Constraint. The system only puts questions to the model where the model’s native knowledge is reliable. A drafting tool that writes generic email openers doesn’t need verification or grounding; the territory is dense in the model’s training data and the failure modes are mild. The same model asked to recite a specific company’s financial figures is the wrong tool for the job at any level of effort.
The three are not in opposition; most real deployments use all three in different places. The question for any given workflow is which pattern matches the territory it operates in.
A more accurate mental frame
Section titled “A more accurate mental frame”A common starting frame for the model is “smart, slightly fuzzy researcher.” This frame leads to the Q3-sales kind of surprise.

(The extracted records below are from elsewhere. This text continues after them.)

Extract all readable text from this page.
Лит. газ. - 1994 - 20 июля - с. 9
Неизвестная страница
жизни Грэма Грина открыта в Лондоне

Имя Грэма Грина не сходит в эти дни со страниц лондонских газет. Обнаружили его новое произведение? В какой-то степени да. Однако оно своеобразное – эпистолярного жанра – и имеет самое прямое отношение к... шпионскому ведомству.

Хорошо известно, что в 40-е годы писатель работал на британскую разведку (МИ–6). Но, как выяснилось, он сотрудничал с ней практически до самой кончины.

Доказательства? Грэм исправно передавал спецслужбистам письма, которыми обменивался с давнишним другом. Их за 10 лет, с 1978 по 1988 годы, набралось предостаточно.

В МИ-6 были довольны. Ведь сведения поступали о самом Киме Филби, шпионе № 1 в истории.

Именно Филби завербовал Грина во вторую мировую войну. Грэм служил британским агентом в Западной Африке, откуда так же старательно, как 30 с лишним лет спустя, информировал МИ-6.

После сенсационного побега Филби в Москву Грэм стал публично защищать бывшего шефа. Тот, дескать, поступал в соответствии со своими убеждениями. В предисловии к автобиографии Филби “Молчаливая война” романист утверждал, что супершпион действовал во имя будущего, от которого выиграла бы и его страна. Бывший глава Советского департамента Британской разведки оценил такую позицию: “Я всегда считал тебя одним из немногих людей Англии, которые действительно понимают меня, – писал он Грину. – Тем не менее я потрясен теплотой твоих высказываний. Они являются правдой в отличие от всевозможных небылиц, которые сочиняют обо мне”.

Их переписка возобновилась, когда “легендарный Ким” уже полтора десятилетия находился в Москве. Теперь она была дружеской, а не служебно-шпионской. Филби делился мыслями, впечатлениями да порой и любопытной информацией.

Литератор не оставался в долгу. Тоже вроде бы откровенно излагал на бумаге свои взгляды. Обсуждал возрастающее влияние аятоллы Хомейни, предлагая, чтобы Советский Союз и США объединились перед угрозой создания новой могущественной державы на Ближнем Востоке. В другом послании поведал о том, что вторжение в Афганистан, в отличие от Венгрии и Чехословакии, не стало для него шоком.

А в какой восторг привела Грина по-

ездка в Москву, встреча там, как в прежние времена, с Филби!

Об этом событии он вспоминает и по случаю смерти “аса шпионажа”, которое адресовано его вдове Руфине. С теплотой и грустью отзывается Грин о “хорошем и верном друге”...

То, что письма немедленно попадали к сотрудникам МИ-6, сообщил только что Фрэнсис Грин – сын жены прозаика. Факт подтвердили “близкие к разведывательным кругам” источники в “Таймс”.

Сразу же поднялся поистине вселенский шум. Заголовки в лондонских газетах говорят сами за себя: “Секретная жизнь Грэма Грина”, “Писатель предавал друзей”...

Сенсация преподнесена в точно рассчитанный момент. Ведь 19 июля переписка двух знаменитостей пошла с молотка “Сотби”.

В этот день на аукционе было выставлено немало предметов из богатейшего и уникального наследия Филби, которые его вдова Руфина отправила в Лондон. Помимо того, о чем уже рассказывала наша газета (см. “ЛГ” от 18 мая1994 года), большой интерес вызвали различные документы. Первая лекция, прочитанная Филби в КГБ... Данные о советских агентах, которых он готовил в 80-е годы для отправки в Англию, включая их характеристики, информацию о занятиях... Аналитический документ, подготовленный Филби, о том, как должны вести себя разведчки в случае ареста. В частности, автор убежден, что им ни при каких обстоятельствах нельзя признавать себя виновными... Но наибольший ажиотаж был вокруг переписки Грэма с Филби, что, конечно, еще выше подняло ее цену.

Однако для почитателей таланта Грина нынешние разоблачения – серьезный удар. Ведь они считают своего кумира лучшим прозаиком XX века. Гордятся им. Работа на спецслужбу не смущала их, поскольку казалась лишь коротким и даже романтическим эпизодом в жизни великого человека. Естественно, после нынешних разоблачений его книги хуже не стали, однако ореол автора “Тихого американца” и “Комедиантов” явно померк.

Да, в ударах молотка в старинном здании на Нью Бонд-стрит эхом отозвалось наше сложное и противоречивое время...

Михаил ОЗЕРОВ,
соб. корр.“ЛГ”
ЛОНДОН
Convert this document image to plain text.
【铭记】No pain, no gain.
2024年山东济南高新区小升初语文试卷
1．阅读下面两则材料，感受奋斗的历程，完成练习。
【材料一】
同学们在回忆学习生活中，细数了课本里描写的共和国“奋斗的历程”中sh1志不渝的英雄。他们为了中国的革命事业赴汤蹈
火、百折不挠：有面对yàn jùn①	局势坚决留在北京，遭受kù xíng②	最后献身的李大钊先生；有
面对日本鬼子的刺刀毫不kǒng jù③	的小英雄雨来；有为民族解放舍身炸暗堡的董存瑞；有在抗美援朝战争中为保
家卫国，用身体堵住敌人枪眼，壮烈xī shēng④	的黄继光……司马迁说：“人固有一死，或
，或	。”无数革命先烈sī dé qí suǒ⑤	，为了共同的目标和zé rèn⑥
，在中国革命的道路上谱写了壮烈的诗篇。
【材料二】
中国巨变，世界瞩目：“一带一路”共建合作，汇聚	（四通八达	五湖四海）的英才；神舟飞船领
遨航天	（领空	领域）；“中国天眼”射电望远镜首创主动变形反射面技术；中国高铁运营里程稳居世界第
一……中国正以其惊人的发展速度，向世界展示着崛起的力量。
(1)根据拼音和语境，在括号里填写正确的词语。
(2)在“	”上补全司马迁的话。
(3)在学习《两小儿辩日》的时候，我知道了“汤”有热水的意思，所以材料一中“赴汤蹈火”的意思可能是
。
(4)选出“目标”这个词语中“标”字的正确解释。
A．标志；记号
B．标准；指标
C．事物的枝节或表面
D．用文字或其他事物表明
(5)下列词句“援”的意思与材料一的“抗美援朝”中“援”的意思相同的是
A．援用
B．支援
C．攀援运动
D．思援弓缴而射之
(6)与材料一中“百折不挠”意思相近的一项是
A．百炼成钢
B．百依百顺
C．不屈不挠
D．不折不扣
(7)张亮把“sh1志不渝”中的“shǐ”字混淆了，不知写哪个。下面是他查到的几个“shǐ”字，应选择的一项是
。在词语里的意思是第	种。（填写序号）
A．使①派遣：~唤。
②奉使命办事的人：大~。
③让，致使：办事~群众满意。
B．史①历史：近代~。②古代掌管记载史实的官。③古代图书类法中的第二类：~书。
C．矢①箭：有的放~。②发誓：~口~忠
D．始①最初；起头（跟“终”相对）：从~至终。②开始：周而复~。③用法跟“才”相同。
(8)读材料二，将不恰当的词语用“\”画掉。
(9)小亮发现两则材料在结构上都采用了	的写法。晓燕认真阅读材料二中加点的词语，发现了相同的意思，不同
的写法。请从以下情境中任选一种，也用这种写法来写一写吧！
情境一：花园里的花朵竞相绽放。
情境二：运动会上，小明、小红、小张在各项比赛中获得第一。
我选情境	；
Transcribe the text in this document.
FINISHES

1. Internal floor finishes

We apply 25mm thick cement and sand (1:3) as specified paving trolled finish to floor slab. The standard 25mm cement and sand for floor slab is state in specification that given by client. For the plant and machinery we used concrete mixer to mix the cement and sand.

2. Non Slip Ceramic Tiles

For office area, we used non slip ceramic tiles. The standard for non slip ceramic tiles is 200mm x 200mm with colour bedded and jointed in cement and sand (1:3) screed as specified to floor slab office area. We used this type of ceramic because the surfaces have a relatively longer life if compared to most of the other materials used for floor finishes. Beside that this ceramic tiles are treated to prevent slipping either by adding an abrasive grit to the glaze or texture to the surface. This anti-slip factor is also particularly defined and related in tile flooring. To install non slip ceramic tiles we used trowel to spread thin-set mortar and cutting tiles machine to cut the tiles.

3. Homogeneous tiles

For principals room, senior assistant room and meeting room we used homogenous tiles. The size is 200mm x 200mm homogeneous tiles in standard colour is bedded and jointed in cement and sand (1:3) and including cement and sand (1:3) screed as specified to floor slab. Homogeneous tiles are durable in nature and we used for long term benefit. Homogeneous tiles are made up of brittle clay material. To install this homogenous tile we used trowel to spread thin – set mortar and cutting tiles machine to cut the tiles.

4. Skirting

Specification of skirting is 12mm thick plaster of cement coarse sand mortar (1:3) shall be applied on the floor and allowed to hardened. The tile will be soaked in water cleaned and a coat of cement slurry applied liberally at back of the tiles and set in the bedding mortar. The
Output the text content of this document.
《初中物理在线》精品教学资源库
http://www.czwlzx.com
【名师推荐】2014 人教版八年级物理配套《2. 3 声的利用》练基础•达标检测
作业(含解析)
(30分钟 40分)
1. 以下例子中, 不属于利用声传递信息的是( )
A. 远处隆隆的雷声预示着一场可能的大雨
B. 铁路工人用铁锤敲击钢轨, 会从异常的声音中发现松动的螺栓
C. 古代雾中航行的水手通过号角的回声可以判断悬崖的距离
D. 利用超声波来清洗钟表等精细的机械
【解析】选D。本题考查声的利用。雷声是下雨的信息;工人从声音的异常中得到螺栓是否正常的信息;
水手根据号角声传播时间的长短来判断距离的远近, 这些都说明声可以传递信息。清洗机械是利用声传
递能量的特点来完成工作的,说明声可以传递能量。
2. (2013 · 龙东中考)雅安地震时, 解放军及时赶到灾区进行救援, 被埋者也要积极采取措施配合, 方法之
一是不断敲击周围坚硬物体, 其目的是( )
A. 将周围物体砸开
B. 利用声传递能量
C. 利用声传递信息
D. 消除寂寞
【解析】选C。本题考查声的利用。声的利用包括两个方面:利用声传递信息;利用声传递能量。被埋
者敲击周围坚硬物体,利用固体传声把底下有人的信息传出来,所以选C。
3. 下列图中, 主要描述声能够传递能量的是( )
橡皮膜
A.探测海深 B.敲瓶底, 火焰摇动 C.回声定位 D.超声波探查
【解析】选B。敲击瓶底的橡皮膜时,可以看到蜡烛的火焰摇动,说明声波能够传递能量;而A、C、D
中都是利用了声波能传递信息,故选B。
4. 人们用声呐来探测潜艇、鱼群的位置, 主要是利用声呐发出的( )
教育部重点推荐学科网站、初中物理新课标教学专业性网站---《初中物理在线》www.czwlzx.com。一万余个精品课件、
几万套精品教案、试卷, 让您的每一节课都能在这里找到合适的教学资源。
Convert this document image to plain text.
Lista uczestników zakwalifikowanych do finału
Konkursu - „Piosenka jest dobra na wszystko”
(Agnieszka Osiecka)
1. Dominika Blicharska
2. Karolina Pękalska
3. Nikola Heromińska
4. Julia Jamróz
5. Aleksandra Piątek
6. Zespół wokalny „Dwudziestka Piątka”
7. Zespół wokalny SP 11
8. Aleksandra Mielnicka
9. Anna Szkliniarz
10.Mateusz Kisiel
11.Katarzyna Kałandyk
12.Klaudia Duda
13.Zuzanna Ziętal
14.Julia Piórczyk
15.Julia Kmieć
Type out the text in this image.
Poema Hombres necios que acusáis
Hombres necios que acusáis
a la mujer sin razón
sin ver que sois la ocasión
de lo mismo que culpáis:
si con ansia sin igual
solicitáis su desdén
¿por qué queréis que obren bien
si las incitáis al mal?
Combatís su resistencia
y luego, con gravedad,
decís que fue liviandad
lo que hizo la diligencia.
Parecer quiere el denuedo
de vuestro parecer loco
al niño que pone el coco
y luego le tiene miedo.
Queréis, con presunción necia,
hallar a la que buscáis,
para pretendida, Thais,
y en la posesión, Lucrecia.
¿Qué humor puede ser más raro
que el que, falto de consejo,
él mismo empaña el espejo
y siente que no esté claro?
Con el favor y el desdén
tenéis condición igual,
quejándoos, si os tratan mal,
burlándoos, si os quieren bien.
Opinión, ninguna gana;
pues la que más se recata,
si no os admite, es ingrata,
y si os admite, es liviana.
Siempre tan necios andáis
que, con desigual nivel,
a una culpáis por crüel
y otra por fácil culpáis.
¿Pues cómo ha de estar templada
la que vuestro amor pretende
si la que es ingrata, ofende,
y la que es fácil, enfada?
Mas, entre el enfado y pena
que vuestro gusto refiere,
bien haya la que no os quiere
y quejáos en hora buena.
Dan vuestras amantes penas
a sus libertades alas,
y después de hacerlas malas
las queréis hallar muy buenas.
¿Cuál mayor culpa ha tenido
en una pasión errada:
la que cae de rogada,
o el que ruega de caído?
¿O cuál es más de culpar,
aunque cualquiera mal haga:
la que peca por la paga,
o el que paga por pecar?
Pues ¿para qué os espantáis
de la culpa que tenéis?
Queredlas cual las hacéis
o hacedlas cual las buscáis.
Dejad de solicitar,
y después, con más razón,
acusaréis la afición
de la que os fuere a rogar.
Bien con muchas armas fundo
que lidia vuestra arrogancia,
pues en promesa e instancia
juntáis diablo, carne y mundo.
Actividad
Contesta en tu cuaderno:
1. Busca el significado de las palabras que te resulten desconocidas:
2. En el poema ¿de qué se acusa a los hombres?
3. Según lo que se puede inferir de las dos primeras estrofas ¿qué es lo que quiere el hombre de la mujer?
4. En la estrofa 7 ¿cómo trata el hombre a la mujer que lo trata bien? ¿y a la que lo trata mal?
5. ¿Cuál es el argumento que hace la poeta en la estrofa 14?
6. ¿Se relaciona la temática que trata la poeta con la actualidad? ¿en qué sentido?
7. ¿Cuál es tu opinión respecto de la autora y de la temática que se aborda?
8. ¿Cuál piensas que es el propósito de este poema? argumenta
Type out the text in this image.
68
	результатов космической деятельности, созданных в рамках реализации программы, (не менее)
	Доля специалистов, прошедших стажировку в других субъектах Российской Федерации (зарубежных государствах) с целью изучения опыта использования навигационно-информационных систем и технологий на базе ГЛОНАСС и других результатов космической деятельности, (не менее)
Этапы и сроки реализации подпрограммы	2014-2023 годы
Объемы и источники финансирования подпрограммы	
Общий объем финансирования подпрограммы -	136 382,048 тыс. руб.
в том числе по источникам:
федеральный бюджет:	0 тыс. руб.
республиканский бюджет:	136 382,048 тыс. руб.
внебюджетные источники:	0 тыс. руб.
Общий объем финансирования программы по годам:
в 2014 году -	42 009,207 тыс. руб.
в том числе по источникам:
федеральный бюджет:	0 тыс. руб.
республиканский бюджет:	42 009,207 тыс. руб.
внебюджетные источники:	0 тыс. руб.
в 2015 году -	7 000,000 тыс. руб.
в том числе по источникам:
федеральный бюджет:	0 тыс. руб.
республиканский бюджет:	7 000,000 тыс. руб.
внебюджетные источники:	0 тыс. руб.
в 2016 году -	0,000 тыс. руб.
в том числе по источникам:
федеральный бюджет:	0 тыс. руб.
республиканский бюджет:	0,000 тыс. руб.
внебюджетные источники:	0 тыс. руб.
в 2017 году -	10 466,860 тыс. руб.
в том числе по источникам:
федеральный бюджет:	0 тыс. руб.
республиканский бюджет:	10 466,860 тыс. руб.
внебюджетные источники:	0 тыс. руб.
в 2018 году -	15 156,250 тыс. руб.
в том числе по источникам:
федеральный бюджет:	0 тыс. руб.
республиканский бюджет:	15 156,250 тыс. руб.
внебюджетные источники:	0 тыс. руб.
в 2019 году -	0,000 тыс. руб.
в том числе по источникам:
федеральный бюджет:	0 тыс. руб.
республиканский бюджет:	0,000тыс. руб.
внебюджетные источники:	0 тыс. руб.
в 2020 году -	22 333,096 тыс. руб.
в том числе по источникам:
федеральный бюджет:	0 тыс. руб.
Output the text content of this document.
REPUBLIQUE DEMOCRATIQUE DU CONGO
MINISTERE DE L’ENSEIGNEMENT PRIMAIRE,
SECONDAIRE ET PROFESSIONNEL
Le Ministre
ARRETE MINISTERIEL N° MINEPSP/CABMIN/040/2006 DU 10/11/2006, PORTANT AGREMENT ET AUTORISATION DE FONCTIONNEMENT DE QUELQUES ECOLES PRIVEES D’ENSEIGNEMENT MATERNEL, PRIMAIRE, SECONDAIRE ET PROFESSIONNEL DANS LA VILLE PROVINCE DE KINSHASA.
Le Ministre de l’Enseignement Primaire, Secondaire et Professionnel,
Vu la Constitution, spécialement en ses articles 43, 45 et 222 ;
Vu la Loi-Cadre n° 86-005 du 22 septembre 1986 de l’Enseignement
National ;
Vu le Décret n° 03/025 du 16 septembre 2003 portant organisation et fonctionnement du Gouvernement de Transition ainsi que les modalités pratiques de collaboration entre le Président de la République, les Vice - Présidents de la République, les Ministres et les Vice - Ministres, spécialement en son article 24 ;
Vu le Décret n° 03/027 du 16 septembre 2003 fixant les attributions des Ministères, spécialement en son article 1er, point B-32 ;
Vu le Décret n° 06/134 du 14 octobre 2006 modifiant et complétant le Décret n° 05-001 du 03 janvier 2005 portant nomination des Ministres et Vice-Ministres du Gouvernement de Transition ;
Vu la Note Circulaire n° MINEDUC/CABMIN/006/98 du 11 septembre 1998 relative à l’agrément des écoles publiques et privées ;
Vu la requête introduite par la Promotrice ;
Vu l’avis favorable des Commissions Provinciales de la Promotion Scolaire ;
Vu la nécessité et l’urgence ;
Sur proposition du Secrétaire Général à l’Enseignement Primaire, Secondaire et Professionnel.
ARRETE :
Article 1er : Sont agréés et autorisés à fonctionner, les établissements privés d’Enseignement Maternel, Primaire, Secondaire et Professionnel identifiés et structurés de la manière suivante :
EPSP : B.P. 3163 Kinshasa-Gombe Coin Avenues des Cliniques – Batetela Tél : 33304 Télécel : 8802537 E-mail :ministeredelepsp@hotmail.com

A sharper frame: the model is a very fluent writer who has read a great deal but has no notes, no internet, no calculator, and no memory of any specific person or organisation. It will produce coherent prose on almost any topic in almost any style. Truth, where it appears, is a side-effect of the patterns lining up with reality — not a property the model is checking against.
Holding that frame closer to the front of mind shifts what’s surprising. The model writing a clean paragraph about a topic it has seen a thousand times is the predicted behaviour, not a feat. The model inventing a name with a straight face on a question it has no real ground truth for is also the predicted behaviour, not a glitch. The model becomes more useful at the moment it stops being expected to do something the mechanism doesn’t support.